Denoise
Denoising will even out noise in the image, both in the Real-time View and in the final rendering. In the Real-time View, it will kick in after 1 second and be refreshed every 5 seconds (the interval can be adjusted in Preferences). You can always follow the Denoise state in the Heads Up Display. Denoising can also be toggled from the Ribbon, but the button will be disabled, if you have locked your image style.
- Adaptive Progressive Denoising - Optimizes which parts of the image samples are focused on. We recommend to keep Denoise Blend on 1 when this is enabled. (Nvidia GPU only).
- Denoise Blend – The Denoiser creates a denoised image which is blended with the rendered image.
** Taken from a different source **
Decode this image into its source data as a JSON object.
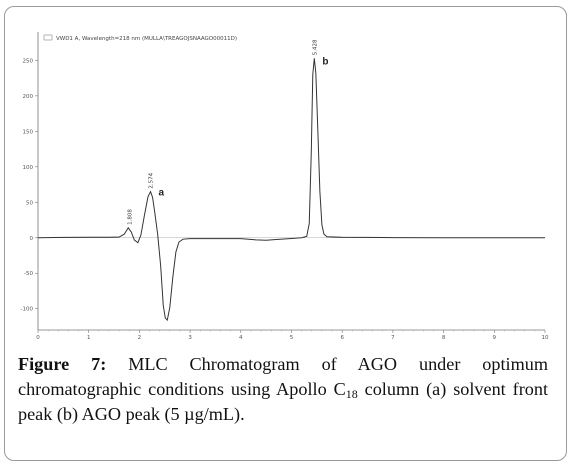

The Denoise Blend slider enables you to control the strength of the denoise effect. Decreasing the value will allow more of the original noise in the image.
If you have a scene with fine details or textures, the denoise may wipe out the details – try to decrease the Denoise Blend value. - Firefly Filter – The Firefly Filter may help to reduce pixels that stand out in the image. The slider enables you to control the strength of the filter. A high amount of filter may in some cases remove details in the image that are wanted. If this happens, try decreasing the value.
Note
KeyShot Studio 2024.3 an onward uses progressive denoising if you have a Nvidia RTX 20-series GPU or newer. This is independent of you being in CPU or GPU mode. Systems with older GPUs ( GTX 900- or 10-series) will default to the old denoise.